André Malraux
[Writer, critic, and politician, b. 1901, Paris, d. 1975, Paris.]

 The greatest mystery is not that we have been flung at random between the profusion of the earth and the galaxy of the stars but that in this prison we can fashion images of ourselves sufficiently powerful to deny our nothingness. 

Lewis Hine
[Photographer, writer, and reformer, b. 1874, Oshkosh, Wisconsin, d. 1940, New York.]

 I have always been more interested in persons than in people. 

André Bazin
[Film critic and theorist, b. 1918, Angers, France, d. 1958, Nogent-sur-Marne, Île-de-France, France.]

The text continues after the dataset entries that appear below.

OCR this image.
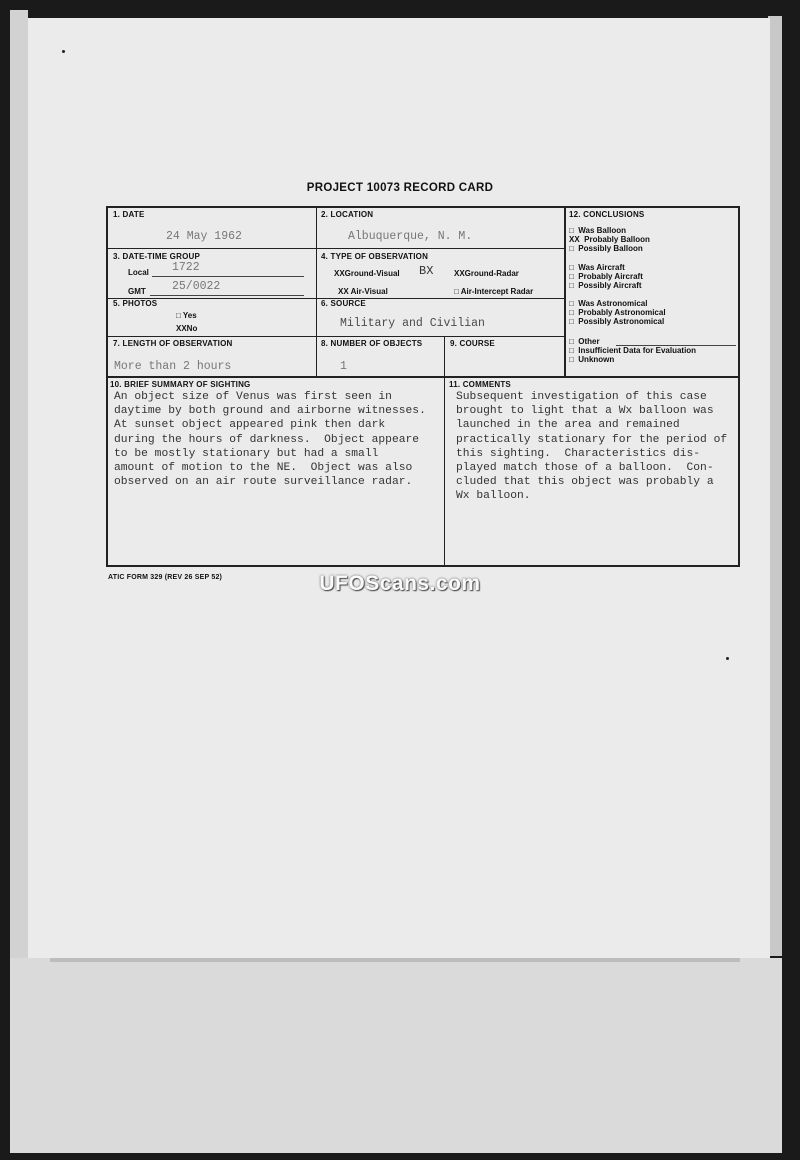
PROJECT 10073 RECORD CARD
1. DATE
24 May 1962
2. LOCATION
Albuquerque, N. M.
3. DATE-TIME GROUP
Local 1722
GMT 25/0022
4. TYPE OF OBSERVATION
XXGround-Visual BX	XXGround-Radar
XX Air-Visual	□ Air-Intercept Radar
5. PHOTOS
□ Yes
XXNo
6. SOURCE
Military and Civilian
7. LENGTH OF OBSERVATION
More than 2 hours
8. NUMBER OF OBJECTS
1
9. COURSE
12. CONCLUSIONS
□  Was Balloon
XX  Probably Balloon
□  Possibly Balloon
□  Was Aircraft
□  Probably Aircraft
□  Possibly Aircraft
□  Was Astronomical
□  Probably Astronomical
□  Possibly Astronomical
□  Other
□  Insufficient Data for Evaluation
□  Unknown
10. BRIEF SUMMARY OF SIGHTING
An object size of Venus was first seen in
daytime by both ground and airborne witnesses.
At sunset object appeared pink then dark
during the hours of darkness.  Object appeare
to be mostly stationary but had a small
amount of motion to the NE.  Object was also
observed on an air route surveillance radar.
11. COMMENTS
Subsequent investigation of this case
brought to light that a Wx balloon was
launched in the area and remained
practically stationary for the period of
this sighting.  Characteristics dis-
played match those of a balloon.  Con-
cluded that this object was probably a
Wx balloon.
ATIC FORM 329 (REV 26 SEP 52)	UFOScans.com
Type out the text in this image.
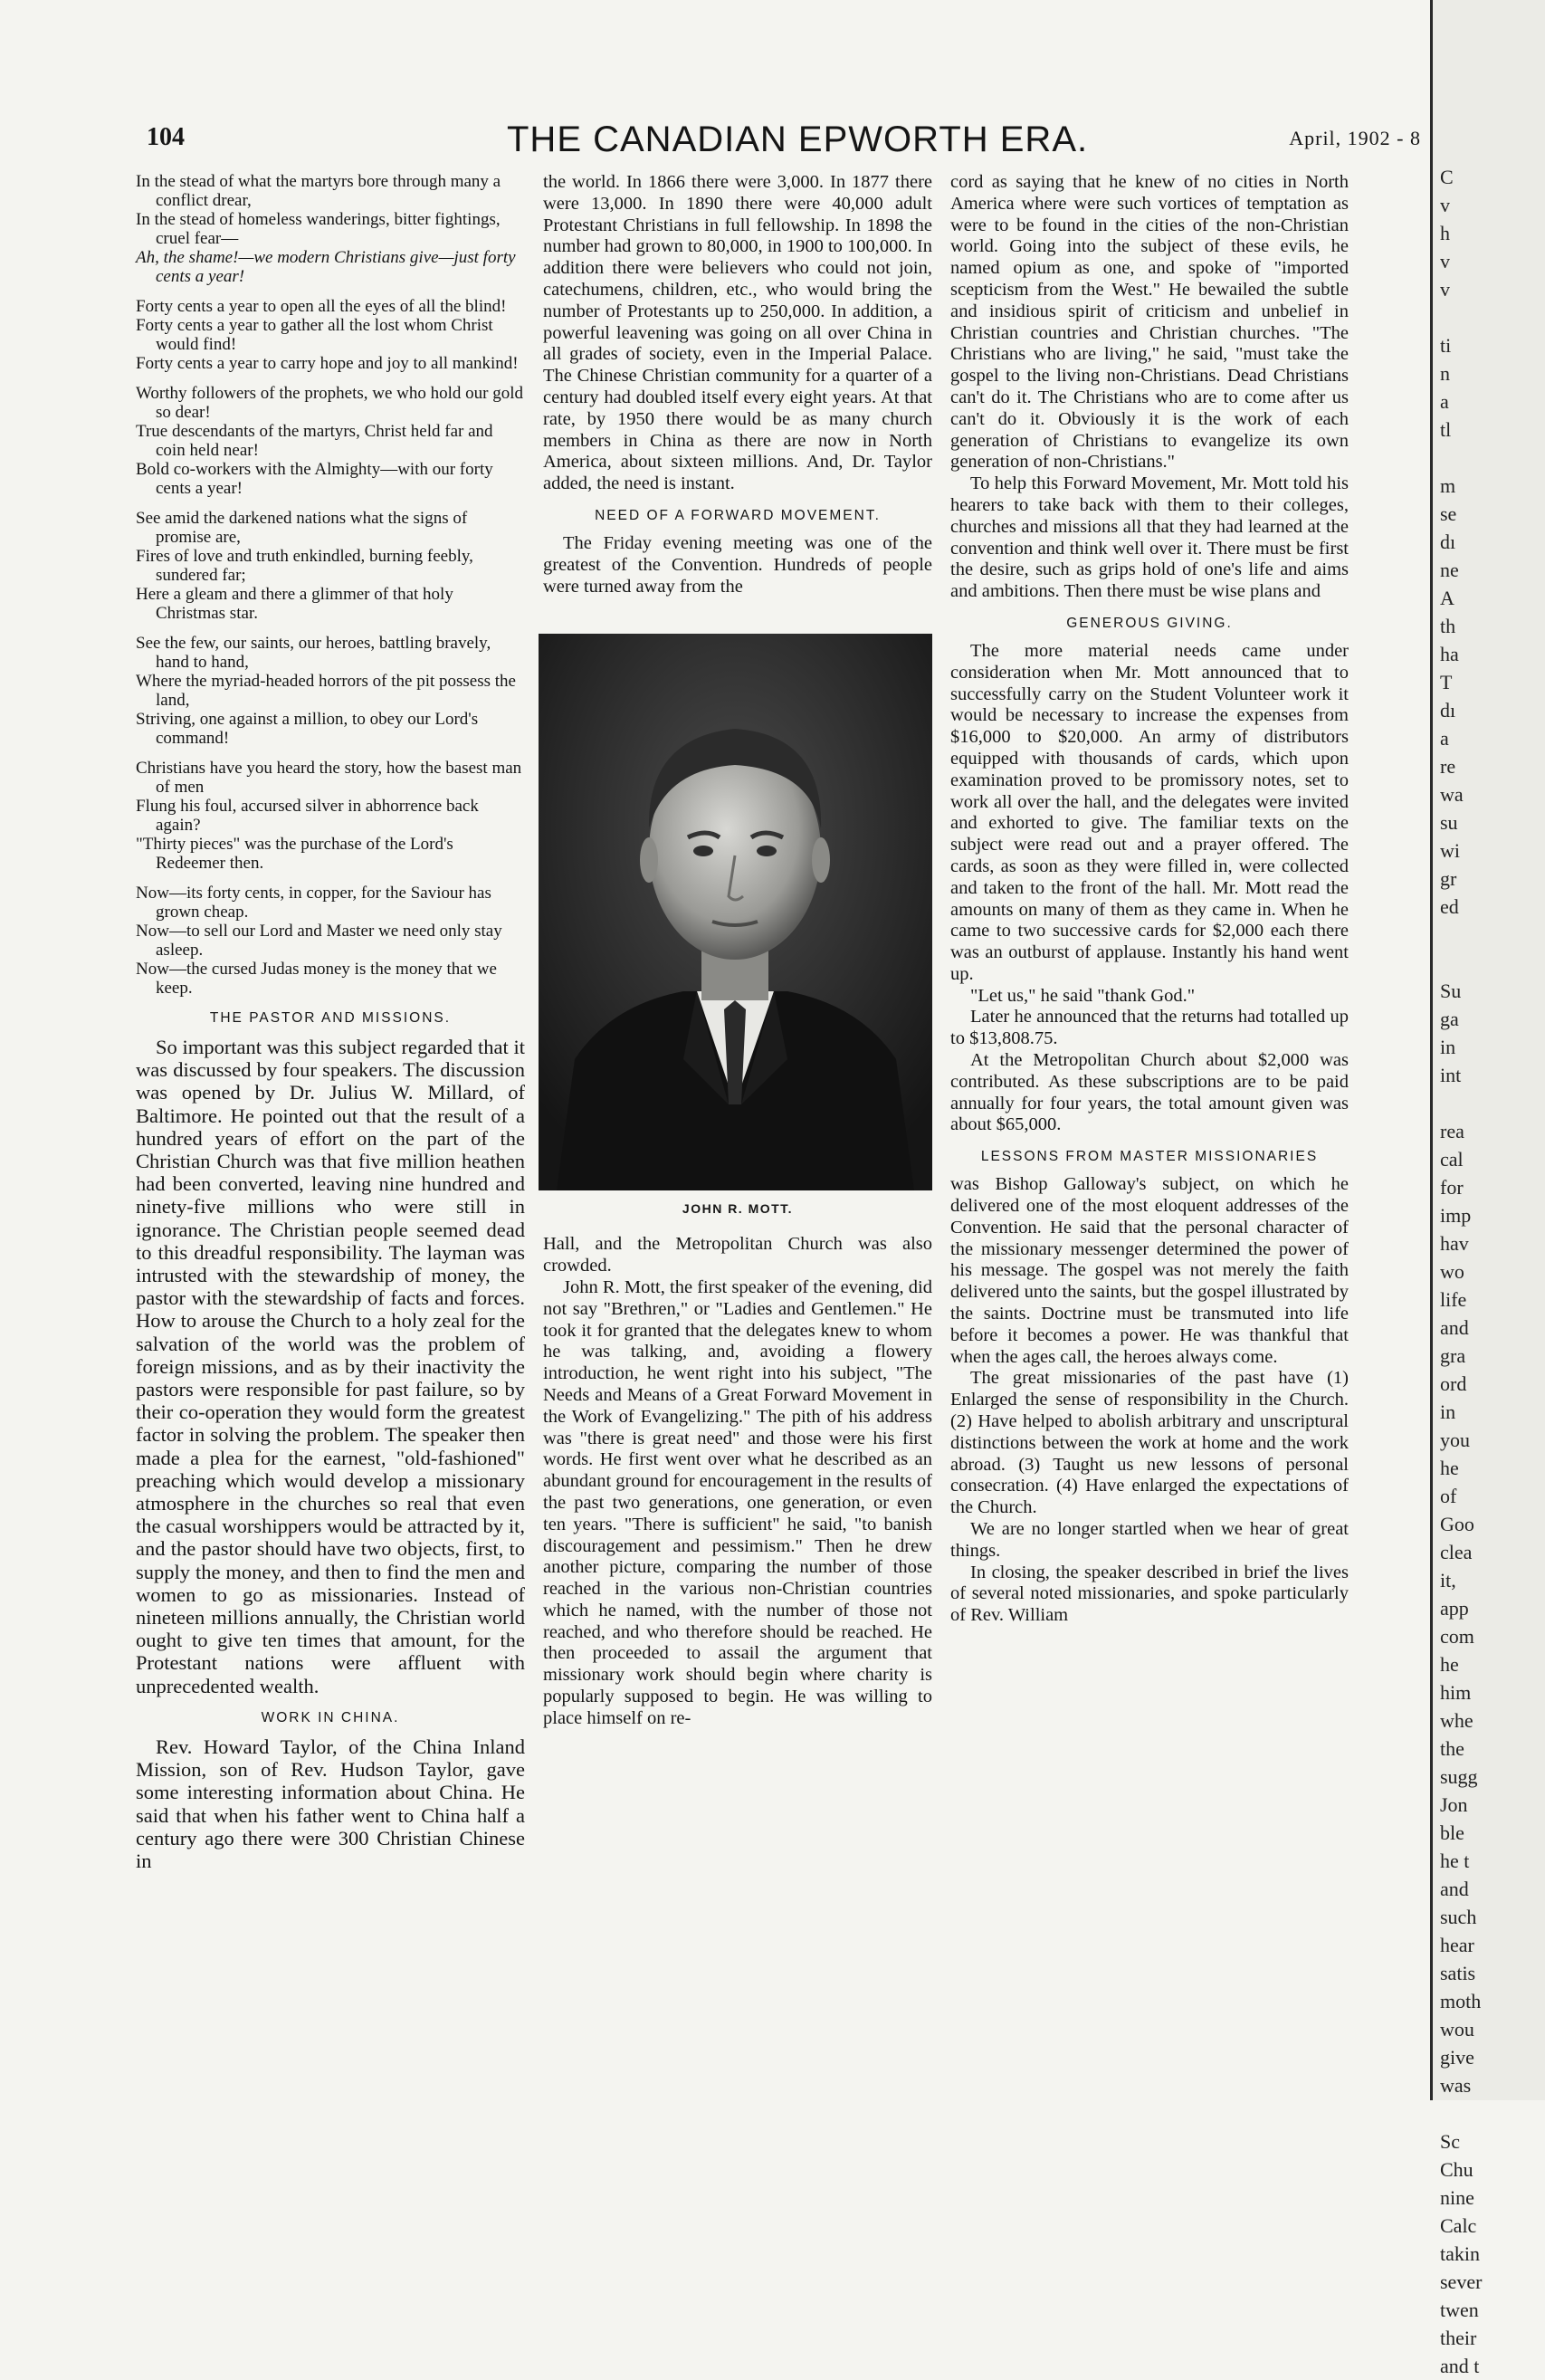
104	THE CANADIAN EPWORTH ERA.	April, 1902 - 8

In the stead of what the martyrs bore through many a conflict drear,

In the stead of homeless wanderings, bitter fightings, cruel fear—

Ah, the shame!—we modern Christians give—just forty cents a year!

Forty cents a year to open all the eyes of all the blind!

Forty cents a year to gather all the lost whom Christ would find!

Forty cents a year to carry hope and joy to all mankind!

Worthy followers of the prophets, we who hold our gold so dear!

True descendants of the martyrs, Christ held far and coin held near!

Bold co-workers with the Almighty—with our forty cents a year!

See amid the darkened nations what the signs of promise are,

Fires of love and truth enkindled, burning feebly, sundered far;

Here a gleam and there a glimmer of that holy Christmas star.

See the few, our saints, our heroes, battling bravely, hand to hand,

Where the myriad-headed horrors of the pit possess the land,

Striving, one against a million, to obey our Lord's command!

Christians have you heard the story, how the basest man of men

Flung his foul, accursed silver in abhorrence back again?

"Thirty pieces" was the purchase of the Lord's Redeemer then.

Now—its forty cents, in copper, for the Saviour has grown cheap.

Now—to sell our Lord and Master we need only stay asleep.

Now—the cursed Judas money is the money that we keep.

THE PASTOR AND MISSIONS.

So important was this subject regarded that it was discussed by four speakers. The discussion was opened by Dr. Julius W. Millard, of Baltimore. He pointed out that the result of a hundred years of effort on the part of the Christian Church was that five million heathen had been converted, leaving nine hundred and ninety-five millions who were still in ignorance. The Christian people seemed dead to this dreadful responsibility. The layman was intrusted with the stewardship of money, the pastor with the stewardship of facts and forces. How to arouse the Church to a holy zeal for the salvation of the world was the problem of foreign missions, and as by their inactivity the pastors were responsible for past failure, so by their co-operation they would form the greatest factor in solving the problem. The speaker then made a plea for the earnest, "old-fashioned" preaching which would develop a missionary atmosphere in the churches so real that even the casual worshippers would be attracted by it, and the pastor should have two objects, first, to supply the money, and then to find the men and women to go as missionaries. Instead of nineteen millions annually, the Christian world ought to give ten times that amount, for the Protestant nations were affluent with unprecedented wealth.

WORK IN CHINA.

Rev. Howard Taylor, of the China Inland Mission, son of Rev. Hudson Taylor, gave some interesting information about China. He said that when his father went to China half a century ago there were 300 Christian Chinese in

the world. In 1866 there were 3,000. In 1877 there were 13,000. In 1890 there were 40,000 adult Protestant Christians in full fellowship. In 1898 the number had grown to 80,000, in 1900 to 100,000. In addition there were believers who could not join, catechumens, children, etc., who would bring the number of Protestants up to 250,000. In addition, a powerful leavening was going on all over China in all grades of society, even in the Imperial Palace. The Chinese Christian community for a quarter of a century had doubled itself every eight years. At that rate, by 1950 there would be as many church members in China as there are now in North America, about sixteen millions. And, Dr. Taylor added, the need is instant.

NEED OF A FORWARD MOVEMENT.

The Friday evening meeting was one of the greatest of the Convention. Hundreds of people were turned away from the

JOHN R. MOTT.

Hall, and the Metropolitan Church was also crowded.

John R. Mott, the first speaker of the evening, did not say "Brethren," or "Ladies and Gentlemen." He took it for granted that the delegates knew to whom he was talking, and, avoiding a flowery introduction, he went right into his subject, "The Needs and Means of a Great Forward Movement in the Work of Evangelizing." The pith of his address was "there is great need" and those were his first words. He first went over what he described as an abundant ground for encouragement in the results of the past two generations, one generation, or even ten years. "There is sufficient" he said, "to banish discouragement and pessimism." Then he drew another picture, comparing the number of those reached in the various non-Christian countries which he named, with the number of those not reached, and who therefore should be reached. He then proceeded to assail the argument that missionary work should begin where charity is popularly supposed to begin. He was willing to place himself on re-

cord as saying that he knew of no cities in North America where were such vortices of temptation as were to be found in the cities of the non-Christian world. Going into the subject of these evils, he named opium as one, and spoke of "imported scepticism from the West." He bewailed the subtle and insidious spirit of criticism and unbelief in Christian countries and Christian churches. "The Christians who are living," he said, "must take the gospel to the living non-Christians. Dead Christians can't do it. The Christians who are to come after us can't do it. Obviously it is the work of each generation of Christians to evangelize its own generation of non-Christians."

To help this Forward Movement, Mr. Mott told his hearers to take back with them to their colleges, churches and missions all that they had learned at the convention and think well over it. There must be first the desire, such as grips hold of one's life and aims and ambitions. Then there must be wise plans and

GENEROUS GIVING.

The more material needs came under consideration when Mr. Mott announced that to successfully carry on the Student Volunteer work it would be necessary to increase the expenses from $16,000 to $20,000. An army of distributors equipped with thousands of cards, which upon examination proved to be promissory notes, set to work all over the hall, and the delegates were invited and exhorted to give. The familiar texts on the subject were read out and a prayer offered. The cards, as soon as they were filled in, were collected and taken to the front of the hall. Mr. Mott read the amounts on many of them as they came in. When he came to two successive cards for $2,000 each there was an outburst of applause. Instantly his hand went up.

"Let us," he said "thank God."

Later he announced that the returns had totalled up to $13,808.75.

At the Metropolitan Church about $2,000 was contributed. As these subscriptions are to be paid annually for four years, the total amount given was about $65,000.

LESSONS FROM MASTER MISSIONARIES

was Bishop Galloway's subject, on which he delivered one of the most eloquent addresses of the Convention. He said that the personal character of the missionary messenger determined the power of his message. The gospel was not merely the faith delivered unto the saints, but the gospel illustrated by the saints. Doctrine must be transmuted into life before it becomes a power. He was thankful that when the ages call, the heroes always come.

The great missionaries of the past have (1) Enlarged the sense of responsibility in the Church. (2) Have helped to abolish arbitrary and unscriptural distinctions between the work at home and the work abroad. (3) Taught us new lessons of personal consecration. (4) Have enlarged the expectations of the Church.

We are no longer startled when we hear of great things.

In closing, the speaker described in brief the lives of several noted missionaries, and spoke particularly of Rev. William

C
v
h
v
v

ti
n
a
tl

m
se
dı
ne
A
th
ha
T
dı
a
re
wa
su
wi
gr
ed

Su
ga
in
int

rea
cal
for
imp
hav
wo
life
and
gra
ord
in
you
he
of
Goo
clea
it,
app
com
he
him
whe
the
sugg
Jon
ble
he t
and
such
hear
satis
moth
wou
give
was

Sc
Chu
nine
Calc
takin
sever
twen
their
and t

 All the arts are based on the presence of man, only photography derives an advantage from his absence. 

Harry Callahan
[Photographer, b. 1912, Detroit, Michigan, d. 1999, Atlanta, Georgia.]

 Everything was Bauhaus this and Bauhaus that. I wanted to break it... I got tired of experimentation. I got sick of the solarization and reticulation and walked-on negatives. What I was interested in was the technique of seeing... I introduced problems like “evidence of man,” and talking to people—making portraits on the street... I thought [the students] should enter into dealings with human beings and leave abstract photography. I felt that social photography would be the next concern. 

Leonard Freed
[Photographer, b. 1929, Brooklyn, New York, d. 2006, Garrison, New York.]

 Men die, heroically or fruitlessly, but man carries on. In Israel it is the same: the farmer must till the fields, the young must make love, and the photographer must, I suppose, be ready to photograph it all. 

Annette Messager
[Artist, b. 1943, Berck-sur-Mer, France, lives in Paris.]

 A lot of people think my work is about sex, or people say I am just looking at just one part of the body, because the genitalia are included. That is silly because there are eyes, there are noses, and ears, too. The sexual parts of the body that I photograph are just one thing. But, we have sex, too! 

Marshall McLuhan
[Writer and theorist, b. 1911, Edmonton, Alberta, Canada, d. 1980, Toronto, Canada.]

 Nobody can commit photography alone. 

Diane Arbus
[Photographer, b. 1923, New York, d. 1971, New York.]

 Everybody has that thing where they need to look one way but they come out looking another way and that’s what people observe. You see someone on the street and essentially what you notice about them is the flaw.